A portfolio project README should not just say “this project uses RAG and fine-tuning.” It is more valuable to show the full loop.

README module	Question it should answer
Project goal	What domain problem does this system solve, and why are RAG or fine-tuning needed?
System architecture	How does the user question flow through retrieval, context, answer, and citation?
How to run	How to install dependencies, prepare data, run Q&A, and run evaluation
Sample output	Input question, matched documents, final answer, source citations
Evaluation results	Baseline performance, improved performance, failure samples
Technical trade-offs	Why use RAG, why consider fine-tuning, and where is the boundary between them
Next steps	What to improve next: retrieval, answer style, cost, or deployment

A small but effective sample output can be written like this:

Question: What are the refund conditions?
Matched document: doc1 refund policy score=0.92
Answer: According to the refund policy, users may request a refund within 7 days of purchase if their learning progress is below 20%.
Source: doc1
Evaluation: retrieval_hit=true, answer_ok=true, citation_ok=true

Minimal failure sample record

In a RAG + fine-tuning project, the part that best shows engineering ability is often not the success cases, but the failure cases. It is recommended to record at least 3 types of failures:

Retrieval failure: the correct policy does not appear in top-k. Check chunking, keyword match, and embeddings; then adjust chunking, add hybrid retrieval, or rewrite the query.
Answer failure: the right material is retrieved, but the answer misses key conditions. Check prompt constraints and answer template stability; then strengthen the output format and add must_contain checks.
Citation failure: the answer conclusion does not match the cited passage. Check citation stitching and model improvisation; then require citation checks and sentence-level grounding.
Style failure: the facts are correct, but the answer does not fit the business style. Check fine-tuning data and examples; then add more format examples or supervised data.

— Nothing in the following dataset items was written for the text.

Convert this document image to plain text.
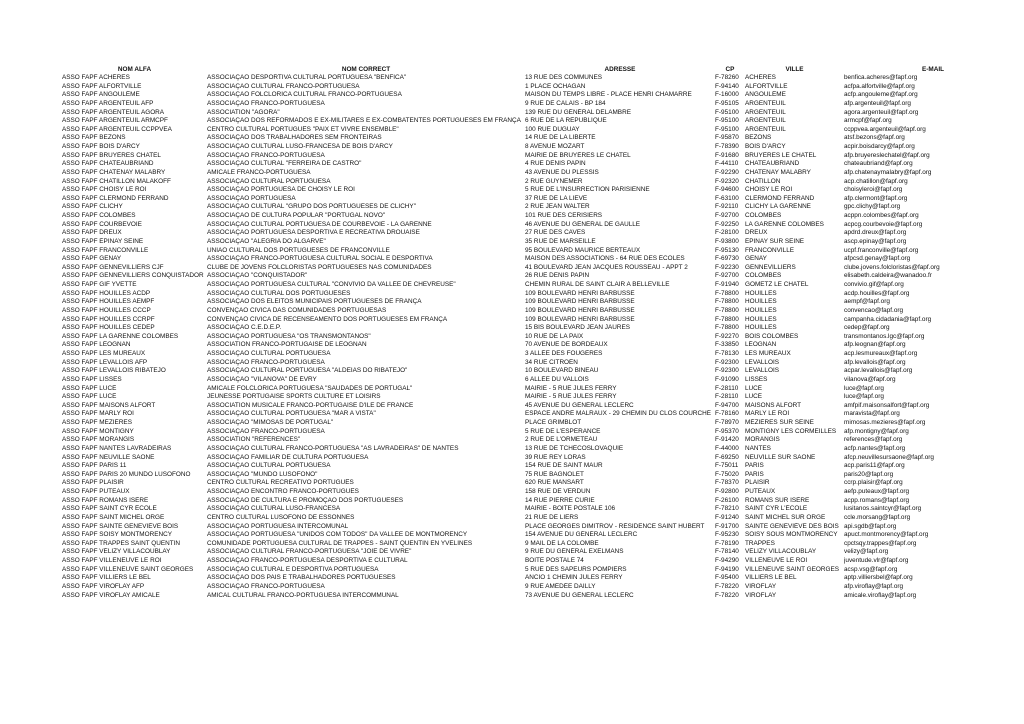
NOM ALFA	NOM CORRECT	ADRESSE	CP	VILLE	E-MAIL
ASSO FAPF ACHÈRES	ASSOCIAÇÃO DESPORTIVA CULTURAL PORTUGUESA "BENFICA"	13 RUE DES COMMUNES	F-78260	ACHÈRES	benfica.acheres@fapf.org
ASSO FAPF ALFORTVILLE	ASSOCIAÇÃO CULTURAL FRANCO-PORTUGUESA	1 PLACE OCHAGAN	F-94140	ALFORTVILLE	acfpa.alfortville@fapf.org
ASSO FAPF ANGOULÊME	ASSOCIAÇÃO FOLCLORICA CULTURAL FRANCO-PORTUGUESA	MAISON DU TEMPS LIBRE - PLACE HENRI CHAMARRE	F-16000	ANGOULÊME	acfp.angouleme@fapf.org
ASSO FAPF ARGENTEUIL AFP	ASSOCIAÇÃO FRANCO-PORTUGUESA	9 RUE DE CALAIS - BP 184	F-95105	ARGENTEUIL	afp.argenteuil@fapf.org
ASSO FAPF ARGENTEUIL AGORA	ASSOCIATION "AGORA"	139 RUE DU GÉNÉRAL DELAMBRE	F-95100	ARGENTEUIL	agora.argenteuil@fapf.org
ASSO FAPF ARGENTEUIL ARMCPF	ASSOCIAÇÃO DOS REFORMADOS E EX-MILITARES E EX-COMBATENTES PORTUGUESES EM FRANÇA	6 RUE DE LA RÉPUBLIQUE	F-95100	ARGENTEUIL	armcpf@fapf.org
ASSO FAPF ARGENTEUIL CCPPVEA	CENTRO CULTURAL PORTUGUÊS "PAIX ET VIVRE ENSEMBLE"	100 RUE DUGUAY	F-95100	ARGENTEUIL	ccppvea.argenteuil@fapf.org
ASSO FAPF BEZONS	ASSOCIAÇÃO DOS TRABALHADORES SEM FRONTEIRAS	14 RUE DE LA LIBERTÉ	F-95870	BEZONS	atsf.bezons@fapf.org
ASSO FAPF BOIS D'ARCY	ASSOCIAÇÃO CULTURAL LUSO-FRANCESA DE BOIS D'ARCY	8 AVENUE MOZART	F-78390	BOIS D'ARCY	acpir.boisdarcy@fapf.org
ASSO FAPF BRUYÈRES CHATEL	ASSOCIAÇÃO FRANCO-PORTUGUESA	MAIRIE DE BRUYÈRES LE CHATEL	F-91680	BRUYÈRES LE CHATEL	afp.bruyereslechatel@fapf.org
ASSO FAPF CHATEAUBRIAND	ASSOCIAÇÃO CULTURAL "FERREIRA DE CASTRO"	4 RUE DENIS PAPIN	F-44110	CHATEAUBRIAND	chateaubriand@fapf.org
ASSO FAPF CHATENAY MALABRY	AMICALE FRANCO-PORTUGUESA	43 AVENUE DU PLESSIS	F-92290	CHATENAY MALABRY	afp.chatenaymalabry@fapf.org
ASSO FAPF CHATILLON MALAKOFF	ASSOCIAÇÃO CULTURAL PORTUGUESA	2 RUE GUYNEMER	F-92320	CHATILLON	acp.chatillon@fapf.org
ASSO FAPF CHOISY LE ROI	ASSOCIAÇÃO PORTUGUESA DE CHOISY LE ROI	5 RUE DE L'INSURRECTION PARISIENNE	F-94600	CHOISY LE ROI	choisyleroi@fapf.org
ASSO FAPF CLERMOND FERRAND	ASSOCIAÇÃO PORTUGUESA	37 RUE DE LA LIEVE	F-63100	CLERMOND FERRAND	afp.clermont@fapf.org
ASSO FAPF CLICHY	ASSOCIAÇÃO CULTURAL "GRUPO DOS PORTUGUESES DE CLICHY"	2 RUE JEAN WALTER	F-92110	CLICHY LA GARENNE	gpc.clichy@fapf.org
ASSO FAPF COLOMBES	ASSOCIAÇÃO DE CULTURA POPULAR "PORTUGAL NOVO"	101 RUE DES CERISIERS	F-92700	COLOMBES	acppn.colombes@fapf.org
ASSO FAPF COURBEVOIE	ASSOCIAÇÃO CULTURAL PORTUGUESA DE COURBEVOIE - LA GARENNE	46 AVENUE DU GÉNÉRAL DE GAULLE	F-92250	LA GARENNE COLOMBES	acpcg.courbevoie@fapf.org
ASSO FAPF DREUX	ASSOCIAÇÃO PORTUGUESA DESPORTIVA E RECREATIVA DROUAISE	27 RUE DES CAVES	F-28100	DREUX	apdrd.dreux@fapf.org
ASSO FAPF ÉPINAY SEINE	ASSOCIAÇÃO "ALEGRIA DO ALGARVE"	35 RUE DE MARSEILLE	F-93800	ÉPINAY SUR SEINE	ascp.epinay@fapf.org
ASSO FAPF FRANCONVILLE	UNIÃO CULTURAL DOS PORTUGUESES DE FRANCONVILLE	95 BOULEVARD MAURICE BERTEAUX	F-95130	FRANCONVILLE	ucpf.franconville@fapf.org
ASSO FAPF GENAY	ASSOCIAÇÃO FRANCO-PORTUGUESA CULTURAL SOCIAL E DESPORTIVA	MAISON DES ASSOCIATIONS - 64 RUE DES ÉCOLES	F-69730	GENAY	afpcsd.genay@fapf.org
ASSO FAPF GENNEVILLIERS CJF	CLUBE DE JOVENS FOLCLORISTAS PORTUGUESES NAS COMUNIDADES	41 BOULEVARD JEAN JACQUES ROUSSEAU - APPT 2	F-92230	GENNEVILLIERS	clube.jovens.folcloristas@fapf.org
ASSO FAPF GENNEVILLIERS CONQUISTADOR	ASSOCIAÇÃO "CONQUISTADOR"	26 RUE DENIS PAPIN	F-92700	COLOMBES	elisabeth.caldeira@wanadoo.fr
ASSO FAPF GIF YVETTE	ASSOCIAÇÃO PORTUGUESA CULTURAL "CONVIVIO DA VALLÉE DE CHEVREUSE"	CHEMIN RURAL DE SAINT CLAIR A BELLEVILLE	F-91940	GOMETZ LE CHATEL	convivio.gif@fapf.org
ASSO FAPF HOUILLES ACDP	ASSOCIAÇÃO CULTURAL DOS PORTUGUESES	109 BOULEVARD HENRI BARBUSSE	F-78800	HOUILLES	acdp.houilles@fapf.org
ASSO FAPF HOUILLES AEMPF	ASSOCIAÇÃO DOS ELEITOS MUNICIPAIS PORTUGUESES DE FRANÇA	109 BOULEVARD HENRI BARBUSSE	F-78800	HOUILLES	aempf@fapf.org
ASSO FAPF HOUILLES CCCP	CONVENÇÃO CIVICA DAS COMUNIDADES PORTUGUESAS	109 BOULEVARD HENRI BARBUSSE	F-78800	HOUILLES	convencao@fapf.org
ASSO FAPF HOUILLES CCRPF	CONVENÇÃO CIVICA DE RECENSEAMENTO DOS PORTUGUESES EM FRANÇA	109 BOULEVARD HENRI BARBUSSE	F-78800	HOUILLES	campanha.cidadania@fapf.org
ASSO FAPF HOUILLES CEDEP	ASSOCIAÇÃO C.E.D.E.P.	15 BIS BOULEVARD JEAN JAURÈS	F-78800	HOUILLES	cedep@fapf.org
ASSO FAPF LA GARENNE COLOMBES	ASSOCIAÇÃO PORTUGUESA "OS TRANSMONTANOS"	10 RUE DE LA PAIX	F-92270	BOIS COLOMBES	transmontanos.lgc@fapf.org
ASSO FAPF LÉOGNAN	ASSOCIATION FRANCO-PORTUGAISE DE LÉOGNAN	70 AVENUE DE BORDEAUX	F-33850	LÉOGNAN	afp.leognan@fapf.org
ASSO FAPF LES MUREAUX	ASSOCIAÇÃO CULTURAL PORTUGUESA	3 ALLÉE DES FOUGÈRES	F-78130	LES MUREAUX	acp.lesmureaux@fapf.org
ASSO FAPF LEVALLOIS AFP	ASSOCIAÇÃO FRANCO-PORTUGUESA	34 RUE CITROËN	F-92300	LEVALLOIS	afp.levallois@fapf.org
ASSO FAPF LEVALLOIS RIBATEJO	ASSOCIAÇÃO CULTURAL PORTUGUESA "ALDEIAS DO RIBATEJO"	10 BOULEVARD BINEAU	F-92300	LEVALLOIS	acpar.levallois@fapf.org
ASSO FAPF LISSES	ASSOCIAÇÃO "VILANOVA" DE ÉVRY	6 ALLÉE DU VALLOIS	F-91090	LISSES	vilanova@fapf.org
ASSO FAPF LUCÉ	AMICALE FOLCLORICA PORTUGUESA "SAUDADES DE PORTUGAL"	MAIRIE - 5 RUE JULES FERRY	F-28110	LUCÉ	luce@fapf.org
ASSO FAPF LUCÉ	JEUNESSE PORTUGAISE SPORTS CULTURE ET LOISIRS	MAIRIE - 5 RUE JULES FERRY	F-28110	LUCÉ	luce@fapf.org
ASSO FAPF MAISONS ALFORT	ASSOCIATION MUSICALE FRANCO-PORTUGAISE D'ILE DE FRANCE	45 AVENUE DU GÉNÉRAL LECLERC	F-94700	MAISONS ALFORT	amfpif.maisonsalfort@fapf.org
ASSO FAPF MARLY ROI	ASSOCIAÇÃO CULTURAL PORTUGUESA "MAR A VISTA"	ESPACE ANDRÉ MALRAUX - 29 CHEMIN DU CLOS COURCHÉ	F-78160	MARLY LE ROI	maravista@fapf.org
ASSO FAPF MÉZIÈRES	ASSOCIAÇÃO "MIMOSAS DE PORTUGAL"	PLACE GRIMBLOT	F-78970	MÉZIÈRES SUR SEINE	mimosas.mezieres@fapf.org
ASSO FAPF MONTIGNY	ASSOCIAÇÃO FRANCO-PORTUGUESA	5 RUE DE L'ESPÉRANCE	F-95370	MONTIGNY LES CORMEILLES	afp.montigny@fapf.org
ASSO FAPF MORANGIS	ASSOCIATION "RÉFÉRENCES"	2 RUE DE L'ORMETEAU	F-91420	MORANGIS	references@fapf.org
ASSO FAPF NANTES LAVRADEIRAS	ASSOCIAÇÃO CULTURAL FRANCO-PORTUGUESA "AS LAVRADEIRAS" DE NANTES	13 RUE DE TCHÉCOSLOVAQUIE	F-44000	NANTES	acfp.nantes@fapf.org
ASSO FAPF NEUVILLE SAÔNE	ASSOCIAÇÃO FAMILIAR DE CULTURA PORTUGUESA	39 RUE REY LORAS	F-69250	NEUVILLE SUR SAÔNE	afcp.neuvillesursaone@fapf.org
ASSO FAPF PARIS 11	ASSOCIAÇÃO CULTURAL PORTUGUESA	154 RUE DE SAINT MAUR	F-75011	PARIS	acp.paris11@fapf.org
ASSO FAPF PARIS 20 MUNDO LUSOFONO	ASSOCIAÇÃO "MUNDO LUSOFONO"	75 RUE BAGNOLET	F-75020	PARIS	paris20@fapf.org
ASSO FAPF PLAISIR	CENTRO CULTURAL RECREATIVO PORTUGUÊS	620 RUE MANSART	F-78370	PLAISIR	ccrp.plaisir@fapf.org
ASSO FAPF PUTEAUX	ASSOCIAÇÃO ENCONTRO FRANCO-PORTUGUÊS	158 RUE DE VERDUN	F-92800	PUTEAUX	aefp.puteaux@fapf.org
ASSO FAPF ROMANS ISÈRE	ASSOCIAÇÃO DE CULTURA E PROMOÇÃO DOS PORTUGUESES	14 RUE PIERRE CURIE	F-26100	ROMANS SUR ISÈRE	acpp.romans@fapf.org
ASSO FAPF SAINT CYR ÉCOLE	ASSOCIAÇÃO CULTURAL LUSO-FRANCESA	MAIRIE - BOITE POSTALE 106	F-78210	SAINT CYR L'ÉCOLE	lusitanos.saintcyr@fapf.org
ASSO FAPF SAINT MICHEL ORGE	CENTRO CULTURAL LUSOFONO DE ESSONNES	21 RUE DE LIERS	F-91240	SAINT MICHEL SUR ORGE	ccle.morsang@fapf.org
ASSO FAPF SAINTE GENEVIÈVE BOIS	ASSOCIAÇÃO PORTUGUESA INTERCOMUNAL	PLACE GEORGES DIMITROV - RÉSIDENCE SAINT HUBERT	F-91700	SAINTE GENEVIÈVE DES BOIS	api.sgdb@fapf.org
ASSO FAPF SOISY MONTMORENCY	ASSOCIAÇÃO PORTUGUESA "UNIDOS COM TODOS" DA VALLÉE DE MONTMORENCY	154 AVENUE DU GÉNÉRAL LECLERC	F-95230	SOISY SOUS MONTMORENCY	apuct.montmorency@fapf.org
ASSO FAPF TRAPPES SAINT QUENTIN	COMUNIDADE PORTUGUESA CULTURAL DE TRAPPES - SAINT QUENTIN EN YVELINES	9 MAIL DE LA COLOMBE	F-78190	TRAPPES	cpctsqy.trappes@fapf.org
ASSO FAPF VÉLIZY VILLACOUBLAY	ASSOCIAÇÃO CULTURAL FRANCO-PORTUGUESA "JOIE DE VIVRE"	9 RUE DU GÉNÉRAL EXELMANS	F-78140	VÉLIZY VILLACOUBLAY	velizy@fapf.org
ASSO FAPF VILLENEUVE LE ROI	ASSOCIAÇÃO FRANCO-PORTUGUESA DESPORTIVA E CULTURAL	BOITE POSTALE 74	F-94290	VILLENEUVE LE ROI	juventude.vlr@fapf.org
ASSO FAPF VILLENEUVE SAINT GEORGES	ASSOCIAÇÃO CULTURAL E DESPORTIVA PORTUGUESA	5 RUE DES SAPEURS POMPIERS	F-94190	VILLENEUVE SAINT GEORGES	acsp.vsg@fapf.org
ASSO FAPF VILLIERS LE BEL	ASSOCIAÇÃO DOS PAIS E TRABALHADORES PORTUGUESES	ANCIO 1 CHEMIN JULES FERRY	F-95400	VILLIERS LE BEL	aptp.villiersbel@fapf.org
ASSO FAPF VIROFLAY AFP	ASSOCIAÇÃO FRANCO-PORTUGUESA	9 RUE AMÉDÉE DAILLY	F-78220	VIROFLAY	afp.viroflay@fapf.org
ASSO FAPF VIROFLAY AMICALE	AMICAL CULTURAL FRANCO-PORTUGUESA INTERCOMMUNAL	73 AVENUE DU GÉNÉRAL LECLERC	F-78220	VIROFLAY	amicale.viroflay@fapf.org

Writing down failure samples clearly is more persuasive than only showing one successful screenshot.

Suggested version roadmap

Version	Goal	Delivery focus
Basic version	Run the minimal closed loop	Can input, process, and output, and keep one set of examples
Standard version	Form a presentable project	Add configuration, logs, error handling, README, and screenshots
Challenge version	Close to portfolio quality	Add evaluation, comparison experiments, failure analysis, and next-step roadmap

It is recommended to complete the basic version first. Do not try to make it too large at the beginning. With each version upgrade, write down in the README “what capability was added, how it was verified, and what problems remain.”

Exercises

Add two more documents to the knowledge base and observe whether the retrieval results change.
Design your own “domain answer style rules” to simulate the behavior of the fine-tuning layer.
Think about this: if the system always retrieves the right documents but the answer format is always messy, should you prioritize improving RAG or fine-tuning?
Explain in your own words: why do we say “RAG adds knowledge, fine-tuning adds behavior”?

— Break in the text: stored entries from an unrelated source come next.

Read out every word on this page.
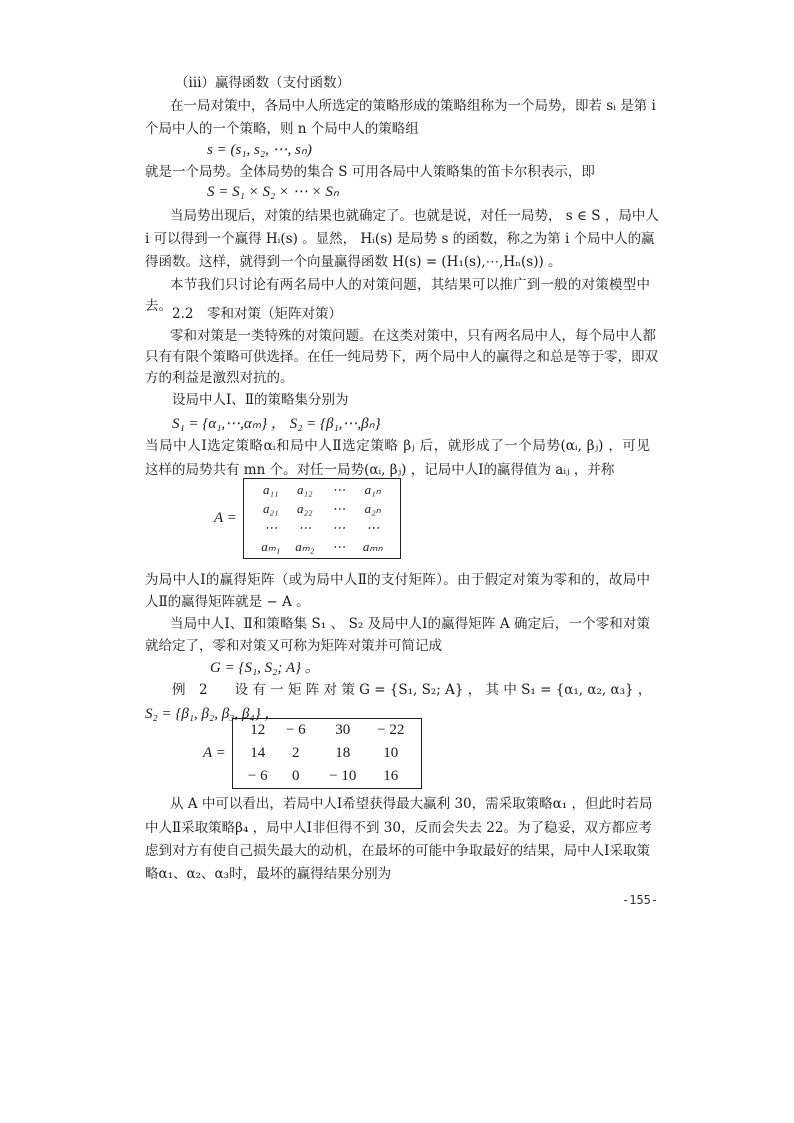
（ⅲ）赢得函数（支付函数）
在一局对策中，各局中人所选定的策略形成的策略组称为一个局势，即若 sᵢ 是第 i
个局中人的一个策略，则 n 个局中人的策略组
s = (s₁, s₂, ⋯, sₙ)
就是一个局势。全体局势的集合 S 可用各局中人策略集的笛卡尔积表示，即
S = S₁ × S₂ × ⋯ × Sₙ
当局势出现后，对策的结果也就确定了。也就是说，对任一局势， s ∈ S ，局中人
i 可以得到一个赢得 Hᵢ(s) 。显然， Hᵢ(s) 是局势 s 的函数，称之为第 i 个局中人的赢
得函数。这样，就得到一个向量赢得函数 H(s) = (H₁(s),⋯,Hₙ(s)) 。
本节我们只讨论有两名局中人的对策问题，其结果可以推广到一般的对策模型中
去。 2.2　零和对策（矩阵对策）
零和对策是一类特殊的对策问题。在这类对策中，只有两名局中人，每个局中人都
只有有限个策略可供选择。在任一纯局势下，两个局中人的赢得之和总是等于零，即双
方的利益是激烈对抗的。
设局中人Ⅰ、Ⅱ的策略集分别为
S₁ = {α₁,⋯,αₘ} ， S₂ = {β₁,⋯,βₙ}
当局中人Ⅰ选定策略αᵢ和局中人Ⅱ选定策略 βⱼ 后，就形成了一个局势(αᵢ, βⱼ) ，可见
这样的局势共有 mn 个。对任一局势(αᵢ, βⱼ) ，记局中人Ⅰ的赢得值为 aᵢⱼ ，并称
A =
a₁₁	a₁₂	⋯	a₁ₙ
a₂₁	a₂₂	⋯	a₂ₙ
⋯	⋯	⋯	⋯
aₘ₁	aₘ₂	⋯	aₘₙ
为局中人Ⅰ的赢得矩阵（或为局中人Ⅱ的支付矩阵）。由于假定对策为零和的，故局中
人Ⅱ的赢得矩阵就是 − A 。
当局中人Ⅰ、Ⅱ和策略集 S₁ 、 S₂ 及局中人Ⅰ的赢得矩阵 A 确定后，一个零和对策
就给定了，零和对策又可称为矩阵对策并可简记成
G = {S₁, S₂; A} 。
例　2　　设 有 一 矩 阵 对 策 G = {S₁, S₂; A} ， 其 中 S₁ = {α₁, α₂, α₃} ，
S₂ = {β₁, β₂, β₃, β₄} ，
A =
12	− 6	30	− 22
14	2	18	10
− 6	0	− 10	16
从 A 中可以看出，若局中人Ⅰ希望获得最大赢利 30，需采取策略α₁ ，但此时若局
中人Ⅱ采取策略β₄ ，局中人Ⅰ非但得不到 30，反而会失去 22。为了稳妥，双方都应考
虑到对方有使自己损失最大的动机，在最坏的可能中争取最好的结果，局中人Ⅰ采取策
略α₁、α₂、α₃时，最坏的赢得结果分别为
-155-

Project reference and review notes

New documents should test whether retrieval changes only when the query intent matches, not randomly.
Style rules might specify tone, section order, citation format, refusal boundaries, and domain terminology.
If the documents are correct but the format is messy, prioritize the behavior layer: prompt/schema first, then fine-tuning if the pattern is stable enough.
RAG supplies changing or domain-specific knowledge at query time; fine-tuning teaches stable response behavior, style, and format.